Further, “some of the above naturalization conditions [are] relaxed for foreign nationals (those born in Japan, or who have a Japanese spouse, Japanese child, or once had Japanese nationality) who have a special relationship with Japan.” In other words, unlike the U.S. or Canada, you are not automatically a citizen just by being born in Japan, but, if you were, it is relatively easy to get Japanese citizenship.
Koreans born in Japan who do not have Japanese citizenship sometimes refuse to apply for Japanese citizenship for ideological reasons. They are not denied citizenship, but rather do not take advantage of the fast track that is available to them.
Other requirements for naturalization all involve documentation. There is a minimal, common list of required documentation, plus documentation that must be supplied on a case by case basis, such as proof of a divorce settlement.

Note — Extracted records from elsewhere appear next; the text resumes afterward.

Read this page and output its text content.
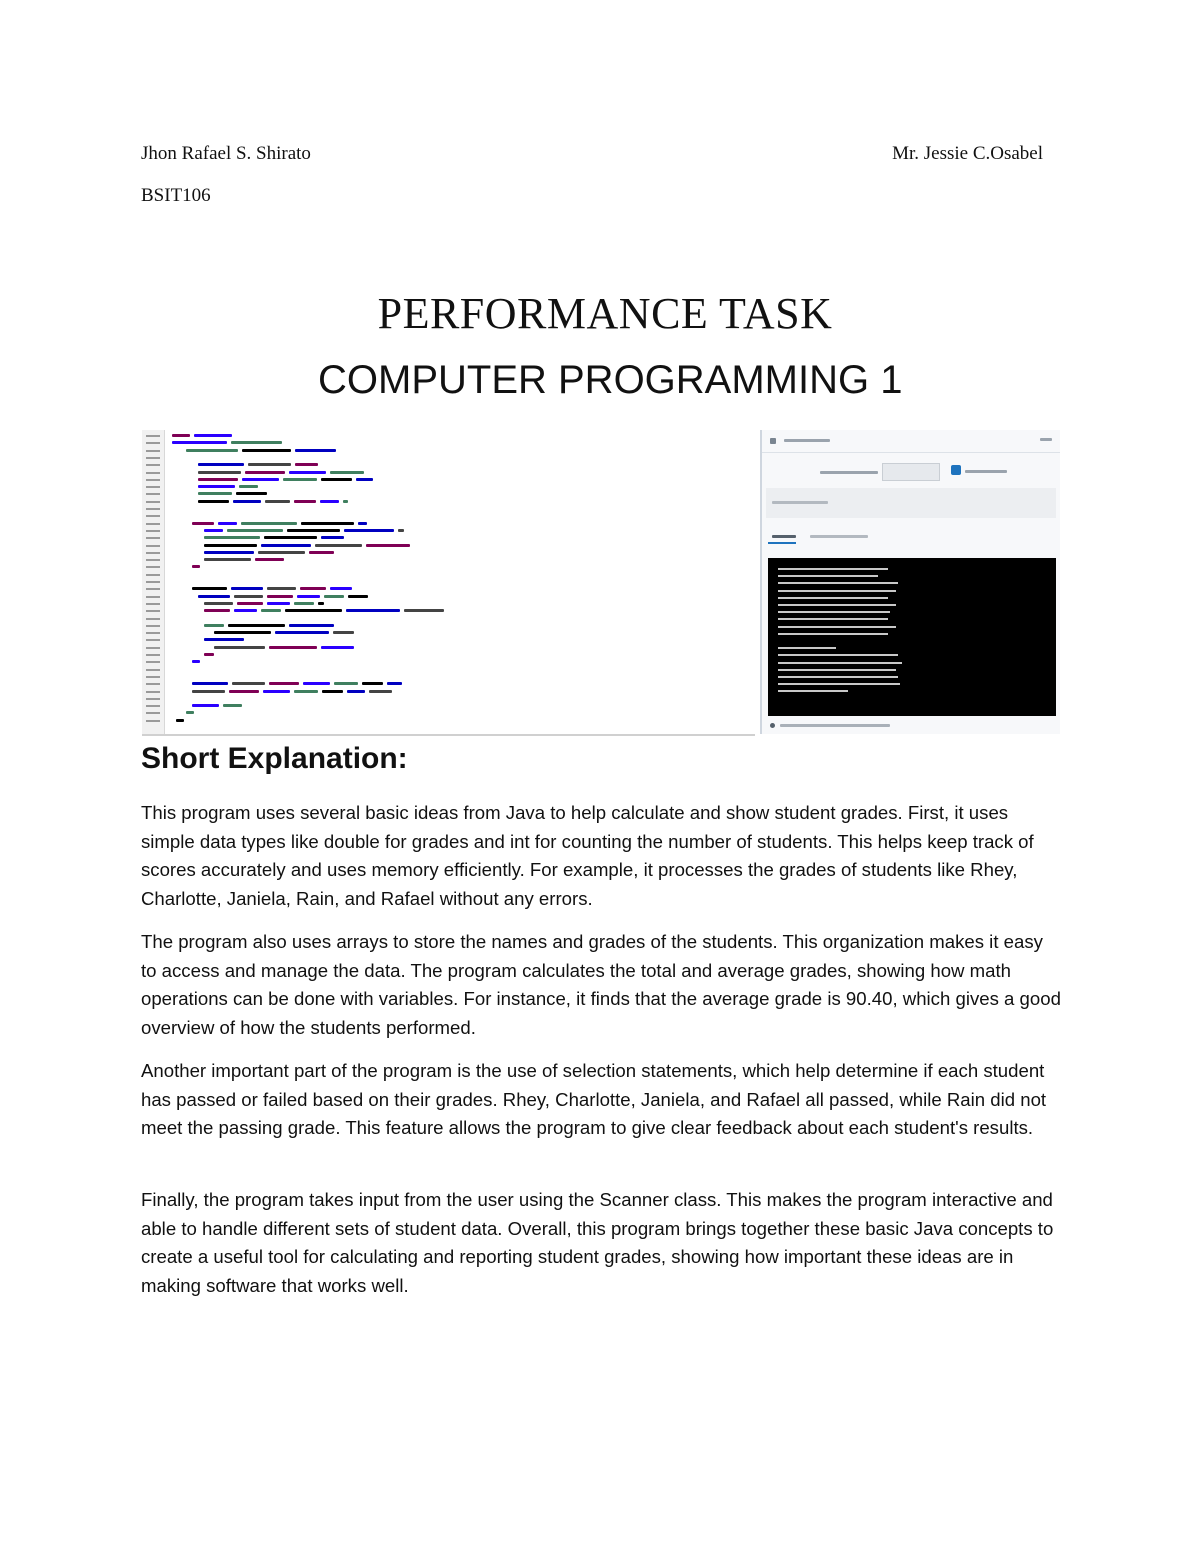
Jhon Rafael S. Shirato
BSIT106
Mr. Jessie C.Osabel
PERFORMANCE TASK
COMPUTER PROGRAMMING 1
Short Explanation:

This program uses several basic ideas from Java to help calculate and show student grades. First, it uses simple data types like double for grades and int for counting the number of students. This helps keep track of scores accurately and uses memory efficiently. For example, it processes the grades of students like Rhey, Charlotte, Janiela, Rain, and Rafael without any errors.

The program also uses arrays to store the names and grades of the students. This organization makes it easy to access and manage the data. The program calculates the total and average grades, showing how math operations can be done with variables. For instance, it finds that the average grade is 90.40, which gives a good overview of how the students performed.

Another important part of the program is the use of selection statements, which help determine if each student has passed or failed based on their grades. Rhey, Charlotte, Janiela, and Rafael all passed, while Rain did not meet the passing grade. This feature allows the program to give clear feedback about each student's results.

Finally, the program takes input from the user using the Scanner class. This makes the program interactive and able to handle different sets of student data. Overall, this program brings together these basic Java concepts to create a useful tool for calculating and reporting student grades, showing how important these ideas are in making software that works well.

All documentation not originally in Japanese must be translated with both the original and the translation submitted. Rendering archaic British legalese, such as appears in property deeds, was a real challenge in my case.
It is also worth noting what is not required. In striking comparison to the U.S. and the U.K., there is no charge at any stage of the application process. Local governments in Japan have to provide required documentation at no charge.
There is no minimum Japanese language competency specified. It is measured indirectly by your ability to deal with the required interviews and hand copy a statement you have prepared explaining why you wish to acquire Japanese nationality.
Being severely disabled or having a chronic disease does not prevent you from acquiring Japanese nationality, unlike some allegedly liberal countries that have been known to deny applicants on the basis that they would be a burden on the national health system.
Thanks to the excellent site Becoming Legally Japanese, a Japanese language book written for legal scriveners who help prepare citizenship applications, and assistance from my wife in translating U.S./U.K. documents into Japanese, I was able to complete my successful application with zero expenditure on professional legal or other assistance.
When asked whether I have any regrets about taking Japanese citizenship, my stock reply is: “Yes. I have one great regret. I should have done it much sooner.”